Proseguí mi atenta lectura de Burla del destino organizando mentalmente, al mismo tiempo, la estructura del prólogo que me proponía escribir. La lectura de las memorias de Herrera (al igual que en el sueño que acababa de tener) me arrastraba -como creo que puede pasarles a muchos de sus futuros lectores- a un enamoramiento del personaje de Elena Villena, cuya presencia cruza de parte a parte las memorias. Ningún otro personaje está mejor descrito, más ensalzado; ninguno pintado con tanta pasión y amor. Un nuevo examen del estudio de Herrera me condujo a nuevos y sorprendentes hallazgos. Bajo la lámpara del escritorio había un objeto rectangular de color azul: un fichero en el que Herrera había ordenado meticulosamente, de la A a la Z, los temas de los que se compone Burla del destino. En un rincón del estudio, un tapiz representaba el jardín de una casa en la que, frente a una decoración completamente vacía, atravesada únicamente por escaleras y columnas, se hallaba la torpe imitación de una pintura de Boldini apoyada en el saliente de un mueble que imitaba la forma de una roca negra y triangular. De pronto me di cuenta de que la casa representada en el tapiz era la que yo estaba habitando y que el jardín allí representado no era otro que aquél que podía yo ver desde mi ventana: a la izquierda se veía un matorral verde; en el centro, un macizo de rosas al pie de un pruno amarronado; a la derecha, una albahaca en un tiesto, recortada sobre un fondo de casas parisinas. En la casa, las ventanas aparecían cerradas, pero en la segunda planta, en la ventana correspondiente a la habitación en la que yo me encontraba, pesados cortinajes parecían interceptar la luz que, proveniente del interior, iluminaba una escena que yo estaba, como espectadora, condenada a ignorar.

Finalmente, una tarde, cuando bajaba de mi aposento para salir a la calle, encontré a Elena Villena en la sala.

– La estaba esperando -se apresuró a decirme apenas aparecí.

Y, a continuación, me presentó a un hombre joven, muy bien vestido y de aire distraído, que, según me dijo, tenía la intención de comprar la casa. No me alegró la noticia, ya que en aquel momento iba a comenzar la redacción de mi prólogo y, por otra parte, me encontraba muy cómoda en la casa.

Armándome de valor, me acerqué a Elena Villena y le pedí sin rodeos aquel cuaderno de música que yo había entrevisto en el estudio de Herrera. Era un simple pretexto para iniciar una relación más intensa con ella. Se quedó extrañada y fingió no saber nada sobre el cuaderno.

– ¿De qué me está hablando? -preguntó.

– ¿Por qué me oculta ese cuaderno? -repliqué por decir algo.

– Está usted completamente loca. No entiendo nada de lo que me dice -dijo muy convencida.

Me callé un rato, pero finalmente acabé insistiendo, pues era raro que negara haber visto el cuaderno.

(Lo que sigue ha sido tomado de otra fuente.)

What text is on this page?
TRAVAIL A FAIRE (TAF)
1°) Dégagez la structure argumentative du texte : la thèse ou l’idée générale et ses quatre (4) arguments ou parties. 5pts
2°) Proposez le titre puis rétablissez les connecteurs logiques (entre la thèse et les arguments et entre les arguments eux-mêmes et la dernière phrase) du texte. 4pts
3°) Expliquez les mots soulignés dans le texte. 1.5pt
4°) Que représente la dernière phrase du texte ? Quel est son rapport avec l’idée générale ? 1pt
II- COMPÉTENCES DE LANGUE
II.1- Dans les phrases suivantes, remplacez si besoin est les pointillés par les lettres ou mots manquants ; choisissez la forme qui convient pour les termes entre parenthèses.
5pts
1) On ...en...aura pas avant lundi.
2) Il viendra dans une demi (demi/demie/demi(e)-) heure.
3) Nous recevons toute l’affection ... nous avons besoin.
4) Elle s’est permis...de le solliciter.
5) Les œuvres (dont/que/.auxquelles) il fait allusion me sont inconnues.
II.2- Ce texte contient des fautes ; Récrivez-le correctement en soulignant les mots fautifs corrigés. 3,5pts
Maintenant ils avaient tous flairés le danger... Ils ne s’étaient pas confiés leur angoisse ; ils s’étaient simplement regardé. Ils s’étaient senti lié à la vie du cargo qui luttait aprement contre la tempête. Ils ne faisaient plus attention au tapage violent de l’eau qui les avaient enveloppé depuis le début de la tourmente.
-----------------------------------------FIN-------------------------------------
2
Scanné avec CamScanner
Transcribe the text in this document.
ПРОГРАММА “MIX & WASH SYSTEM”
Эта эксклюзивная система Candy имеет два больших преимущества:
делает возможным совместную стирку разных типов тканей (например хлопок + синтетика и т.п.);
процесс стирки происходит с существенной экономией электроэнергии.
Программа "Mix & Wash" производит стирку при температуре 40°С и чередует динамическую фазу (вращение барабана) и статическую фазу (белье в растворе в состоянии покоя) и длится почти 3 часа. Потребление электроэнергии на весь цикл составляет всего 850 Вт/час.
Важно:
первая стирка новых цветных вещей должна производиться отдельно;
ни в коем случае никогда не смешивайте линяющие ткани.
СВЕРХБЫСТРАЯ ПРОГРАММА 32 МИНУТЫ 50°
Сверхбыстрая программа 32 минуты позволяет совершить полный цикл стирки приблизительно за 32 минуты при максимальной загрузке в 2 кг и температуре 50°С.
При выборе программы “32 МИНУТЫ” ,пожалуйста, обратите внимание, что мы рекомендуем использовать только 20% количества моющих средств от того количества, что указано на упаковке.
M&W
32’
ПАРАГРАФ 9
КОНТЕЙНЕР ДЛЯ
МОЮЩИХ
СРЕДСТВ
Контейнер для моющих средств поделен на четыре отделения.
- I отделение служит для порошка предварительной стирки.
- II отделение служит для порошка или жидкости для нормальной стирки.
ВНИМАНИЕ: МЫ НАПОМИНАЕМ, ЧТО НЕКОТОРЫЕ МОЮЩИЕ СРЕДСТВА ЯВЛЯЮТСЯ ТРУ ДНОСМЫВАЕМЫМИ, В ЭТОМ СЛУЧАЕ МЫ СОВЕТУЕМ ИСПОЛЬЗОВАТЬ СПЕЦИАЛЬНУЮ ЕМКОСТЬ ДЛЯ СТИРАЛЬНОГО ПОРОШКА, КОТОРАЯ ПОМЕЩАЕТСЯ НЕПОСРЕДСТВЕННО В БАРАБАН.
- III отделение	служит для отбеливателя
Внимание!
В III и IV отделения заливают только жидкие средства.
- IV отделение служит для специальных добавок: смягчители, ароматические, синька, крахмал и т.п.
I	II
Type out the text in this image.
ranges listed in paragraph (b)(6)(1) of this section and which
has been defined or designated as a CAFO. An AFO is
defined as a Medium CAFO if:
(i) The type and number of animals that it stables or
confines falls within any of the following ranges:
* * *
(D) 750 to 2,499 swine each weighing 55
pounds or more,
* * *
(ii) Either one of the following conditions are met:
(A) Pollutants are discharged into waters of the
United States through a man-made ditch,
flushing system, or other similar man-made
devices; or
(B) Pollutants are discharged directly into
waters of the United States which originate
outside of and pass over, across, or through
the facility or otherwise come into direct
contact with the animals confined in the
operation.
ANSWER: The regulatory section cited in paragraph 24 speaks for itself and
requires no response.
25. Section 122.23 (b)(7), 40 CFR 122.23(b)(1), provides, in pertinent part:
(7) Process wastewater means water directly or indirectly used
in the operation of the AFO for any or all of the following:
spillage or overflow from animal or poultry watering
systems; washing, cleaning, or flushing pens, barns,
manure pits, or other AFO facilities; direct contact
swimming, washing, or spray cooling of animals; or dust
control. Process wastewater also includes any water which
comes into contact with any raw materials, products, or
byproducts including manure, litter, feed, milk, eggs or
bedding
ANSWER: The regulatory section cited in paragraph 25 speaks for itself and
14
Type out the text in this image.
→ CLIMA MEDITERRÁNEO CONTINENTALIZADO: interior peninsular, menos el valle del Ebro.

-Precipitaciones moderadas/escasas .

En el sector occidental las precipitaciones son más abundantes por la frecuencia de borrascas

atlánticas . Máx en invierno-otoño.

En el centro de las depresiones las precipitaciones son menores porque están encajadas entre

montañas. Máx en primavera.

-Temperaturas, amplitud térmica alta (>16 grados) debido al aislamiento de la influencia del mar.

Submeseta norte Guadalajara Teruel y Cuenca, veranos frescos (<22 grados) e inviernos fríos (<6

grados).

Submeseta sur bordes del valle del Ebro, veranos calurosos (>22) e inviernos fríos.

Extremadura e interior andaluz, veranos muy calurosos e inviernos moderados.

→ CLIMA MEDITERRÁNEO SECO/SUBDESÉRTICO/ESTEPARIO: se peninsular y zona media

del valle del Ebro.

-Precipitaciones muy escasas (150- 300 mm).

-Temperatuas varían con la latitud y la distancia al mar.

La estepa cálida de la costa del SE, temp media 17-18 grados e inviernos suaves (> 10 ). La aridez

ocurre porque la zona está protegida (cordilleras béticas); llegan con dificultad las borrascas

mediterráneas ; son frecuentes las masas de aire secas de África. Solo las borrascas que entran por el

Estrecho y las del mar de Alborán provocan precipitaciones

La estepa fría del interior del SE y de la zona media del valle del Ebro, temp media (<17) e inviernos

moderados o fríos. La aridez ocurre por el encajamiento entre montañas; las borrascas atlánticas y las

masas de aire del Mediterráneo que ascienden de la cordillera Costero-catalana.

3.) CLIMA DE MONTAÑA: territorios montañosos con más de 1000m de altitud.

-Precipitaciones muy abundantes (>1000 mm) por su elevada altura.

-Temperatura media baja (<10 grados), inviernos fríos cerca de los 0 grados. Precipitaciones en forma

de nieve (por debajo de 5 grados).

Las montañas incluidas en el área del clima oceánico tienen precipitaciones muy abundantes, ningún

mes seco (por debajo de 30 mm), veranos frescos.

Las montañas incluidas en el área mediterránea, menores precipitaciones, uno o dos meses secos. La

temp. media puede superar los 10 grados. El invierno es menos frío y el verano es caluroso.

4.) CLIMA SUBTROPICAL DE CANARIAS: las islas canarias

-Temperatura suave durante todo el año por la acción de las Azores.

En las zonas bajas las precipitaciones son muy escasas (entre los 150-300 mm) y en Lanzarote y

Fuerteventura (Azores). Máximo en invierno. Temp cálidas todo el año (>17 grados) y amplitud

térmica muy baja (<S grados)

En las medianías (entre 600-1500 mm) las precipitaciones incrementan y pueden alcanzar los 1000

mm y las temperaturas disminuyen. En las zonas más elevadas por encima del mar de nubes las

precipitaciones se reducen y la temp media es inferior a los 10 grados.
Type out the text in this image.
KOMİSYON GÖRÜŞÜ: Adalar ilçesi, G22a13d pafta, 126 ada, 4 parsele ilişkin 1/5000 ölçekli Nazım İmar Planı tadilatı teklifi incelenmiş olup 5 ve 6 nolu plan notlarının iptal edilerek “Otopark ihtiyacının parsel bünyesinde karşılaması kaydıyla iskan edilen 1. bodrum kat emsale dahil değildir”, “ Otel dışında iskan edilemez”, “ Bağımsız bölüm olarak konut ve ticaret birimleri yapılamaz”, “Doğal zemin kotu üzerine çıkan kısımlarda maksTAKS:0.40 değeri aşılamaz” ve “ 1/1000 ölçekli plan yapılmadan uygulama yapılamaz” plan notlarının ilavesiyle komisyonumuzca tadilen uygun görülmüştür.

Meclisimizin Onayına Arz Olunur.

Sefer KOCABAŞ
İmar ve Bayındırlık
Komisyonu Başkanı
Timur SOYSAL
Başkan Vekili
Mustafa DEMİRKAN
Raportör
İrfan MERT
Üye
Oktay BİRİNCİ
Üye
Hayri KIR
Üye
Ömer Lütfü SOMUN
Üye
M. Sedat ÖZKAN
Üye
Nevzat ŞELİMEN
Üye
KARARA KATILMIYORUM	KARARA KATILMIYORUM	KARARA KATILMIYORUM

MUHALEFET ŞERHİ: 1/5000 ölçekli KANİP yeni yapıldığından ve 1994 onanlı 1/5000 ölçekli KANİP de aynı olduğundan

– De todos modos, ese cuaderno existe. Estoy segura de que usted se lo llevó de aquí y me lo está ocultando.

Una serie de miradas, tensas y ansiosas, se sucedieron entre las dos. El joven comprador nos observaba sin entender qué era lo que estaba pasando. Desvié mi mirada hacia la luz sin horizonte del paisaje lluvioso que podía verse tras los ventanales. Aquella luz que entraba era tan apagada que apenas lograba hacer brillar el tablero de la mesa en la que, de pronto, Elena Villena depositó el cuaderno en cuya portada había sido escrito, en grandes caracteres, La asesina ilustrada.

– Venía a restituirlo -dijo en voz baja, dejándome en un estado de gran perplejidad.

El comprador -siempre me he preguntado si realmente era un comprador, porque desapareció de mi vista después de aquel día y nunca más lo he vuelto a ver- dio muestras de impaciencia y tosió repetidas veces. Era evidente que quería ver el resto de la casa. Elena Villena se la enseñó a gran velocidad, y al poco rato se fueron los dos casi sin despedirse de mí. Traté de concertar una cita con Elena Villena, pero ella dijo que ya pasaría algún día por la casa. Cuando me hube quedado sola, encendí las luces de la sala y me dispuse a dar un vistazo al cuaderno que tenía en las manos. Me veo abriéndolo por la primera página sin imaginarme hasta qué punto iba a inquietarme su lectura.